The Vallee Blanche is not a ski piste
Thursday 13th of March, 2008. We’ve just done our 14th crevasse rescue and our second fatality this year after a fall of 30 meters. We don’t repeat this often enough but skiing on a glacier requires certain precautions and a knowledge of the terrain.
You are probably thinking “Just 14 crevasse rescues this year.” But that is just the tip of the ice-berg because a good number of people who are not injured are rescued by their mates, properly equipped witnesses and above all high mountain guides who work regularly in the Mont Blanc range. With the exception of four incidents all of our rescues were on the Vallée Blanche.
Reality is somewhat different, our first 12 people rescued were all, without exception, extremely lucky. With falls from a dozen to 25 meters where daylight is visible as a little “ray of hope” when you raise your head (if you have the space...).
Lucky doesn’t mean without injury but rather alive because a large number are victims of diverse injuries (facial, skull, back etc.).
So, without any pretension and without being complete, let us give some common sense advice for anyone who wants to descend this wonderful route, during good weather conditions only!
Firstly, don’t go alone. The fact that you are at least two will double your chances of survival if there is an accident, even if it is just to raise the alarm. Who will know you’ve fallen in a crevasse if you are alone?
Being on a glacier implies that you have a minimum of gear. Screw gate karibiners, prussik loops, pulleys, ascender and the knowledge of how to use them. Yes, all the gear but no idea? You need to know how to rig a hoist. A number of books and courses can teach you the basics. Inform yourself.
Take at least an ice screw and wear a climbing harness. You can at least secure yourself to the wall of the crevasse. Normally when a snow bridge gives way it forms a secondary bridge lower down where the crevasse is narrower. There is the rub, you are now on another snow bridge which can give way at any moment, especially if you remove your skis or board.
Your harness should have a length of cord, around 60cm free, attached with a screw gate karabiner on the other end. The karabiner should be clipped somewhere high on your person, the collar of your jacket for example. Like that we can easily pull you out in case of external rescue.
Never take both skis off (or your board) when on a glacier. Recently a snow boarder who lacked enough speed to get over a small uphill died after taking off his board to walk while he was unroped. We highlight this because you can walk on foot on glaciated terrain, you need the security of a rope with a couple of other people..
The sirene voices of untracked powder call skiers to their doom.
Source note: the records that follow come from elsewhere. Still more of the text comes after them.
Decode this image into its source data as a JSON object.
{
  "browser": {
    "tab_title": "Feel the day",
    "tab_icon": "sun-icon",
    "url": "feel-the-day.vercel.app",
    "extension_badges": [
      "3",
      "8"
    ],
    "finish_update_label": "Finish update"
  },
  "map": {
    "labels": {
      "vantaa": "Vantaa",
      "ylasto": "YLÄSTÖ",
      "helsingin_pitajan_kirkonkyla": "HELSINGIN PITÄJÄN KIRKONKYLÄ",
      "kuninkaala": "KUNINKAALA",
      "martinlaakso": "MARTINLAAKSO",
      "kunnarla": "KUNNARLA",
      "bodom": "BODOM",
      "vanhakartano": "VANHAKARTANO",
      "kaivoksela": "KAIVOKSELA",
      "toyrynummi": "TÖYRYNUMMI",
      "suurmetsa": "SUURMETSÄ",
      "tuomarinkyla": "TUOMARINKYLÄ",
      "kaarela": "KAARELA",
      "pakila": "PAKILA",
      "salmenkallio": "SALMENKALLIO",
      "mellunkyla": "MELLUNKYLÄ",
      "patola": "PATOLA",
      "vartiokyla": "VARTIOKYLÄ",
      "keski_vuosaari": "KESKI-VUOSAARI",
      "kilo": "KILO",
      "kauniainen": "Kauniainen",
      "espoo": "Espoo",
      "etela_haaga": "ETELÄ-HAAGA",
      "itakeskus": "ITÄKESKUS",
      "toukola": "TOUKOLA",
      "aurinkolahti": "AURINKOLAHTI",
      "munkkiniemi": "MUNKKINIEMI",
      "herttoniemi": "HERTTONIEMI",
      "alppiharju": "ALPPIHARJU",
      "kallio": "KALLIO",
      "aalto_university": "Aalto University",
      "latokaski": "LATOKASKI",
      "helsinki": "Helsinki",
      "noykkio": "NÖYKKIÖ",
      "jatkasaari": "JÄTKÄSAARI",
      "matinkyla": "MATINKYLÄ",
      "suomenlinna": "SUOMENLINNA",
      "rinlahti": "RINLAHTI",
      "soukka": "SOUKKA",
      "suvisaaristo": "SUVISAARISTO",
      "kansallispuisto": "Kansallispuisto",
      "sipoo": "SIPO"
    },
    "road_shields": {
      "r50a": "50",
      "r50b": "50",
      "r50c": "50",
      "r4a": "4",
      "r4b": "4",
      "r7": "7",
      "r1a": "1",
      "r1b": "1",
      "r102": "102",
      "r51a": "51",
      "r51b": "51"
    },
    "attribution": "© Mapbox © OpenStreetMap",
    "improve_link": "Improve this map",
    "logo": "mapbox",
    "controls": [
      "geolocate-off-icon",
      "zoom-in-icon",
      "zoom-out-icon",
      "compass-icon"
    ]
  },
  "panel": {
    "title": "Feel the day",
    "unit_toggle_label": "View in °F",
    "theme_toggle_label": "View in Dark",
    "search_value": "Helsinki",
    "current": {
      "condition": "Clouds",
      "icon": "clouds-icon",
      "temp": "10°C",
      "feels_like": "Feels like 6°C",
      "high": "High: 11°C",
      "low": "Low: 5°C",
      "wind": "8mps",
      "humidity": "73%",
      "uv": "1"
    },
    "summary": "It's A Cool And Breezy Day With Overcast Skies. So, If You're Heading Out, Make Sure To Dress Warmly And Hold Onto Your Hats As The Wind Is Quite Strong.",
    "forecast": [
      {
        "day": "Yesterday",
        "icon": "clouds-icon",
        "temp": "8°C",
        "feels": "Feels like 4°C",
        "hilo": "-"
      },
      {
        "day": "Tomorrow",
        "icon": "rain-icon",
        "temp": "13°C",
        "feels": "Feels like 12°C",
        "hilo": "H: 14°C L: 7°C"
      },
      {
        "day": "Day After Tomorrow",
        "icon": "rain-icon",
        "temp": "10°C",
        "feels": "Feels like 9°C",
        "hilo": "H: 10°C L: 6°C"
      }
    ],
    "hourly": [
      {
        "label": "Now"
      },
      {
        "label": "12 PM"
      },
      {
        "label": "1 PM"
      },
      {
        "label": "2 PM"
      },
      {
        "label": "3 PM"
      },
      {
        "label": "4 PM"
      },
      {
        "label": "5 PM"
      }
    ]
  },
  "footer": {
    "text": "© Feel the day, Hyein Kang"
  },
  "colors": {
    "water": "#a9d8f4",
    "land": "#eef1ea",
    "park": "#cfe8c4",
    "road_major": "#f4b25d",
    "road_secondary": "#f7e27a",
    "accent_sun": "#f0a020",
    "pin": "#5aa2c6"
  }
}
The person who died today was just 15 meters from the main track, sometimes just a few meters is sufficient.
Finally, if you are able, form a group and hire a guide who, thanks to his knowledge, will help you pass your day in safety.
The mountains are a fantastic playground but put as many chances on your side as possible to enjoy it for as long as possible.
Posted by pghm-chamonix
on Wednesday, 02 April, 2008 at 11:24 PM
Crossing a glacier on skis in 1994 en-route to climb Monte Rosa, our friend guiding the group crossed a snow bridge which collapsed under his weight. Unfortunately he hit a ledge whilst falling which broke his pelvis. We were unable to winch him out (broken pelvis, and inexperience), so lowered Hugh down to him and retrieved a radio to call for help. No mobile phones then. A helicopter rescue team arrived after two and a half hours and took him to a hospital where he received proper medical care, and was skiing again the following season. Before crossing there was no visible sign of that crevasse and, during those hours as he lost consciousness due to internal blood loss and temperature fell to 32 degrees, we thought he might die. Indeed, glaciers are very dangerous places.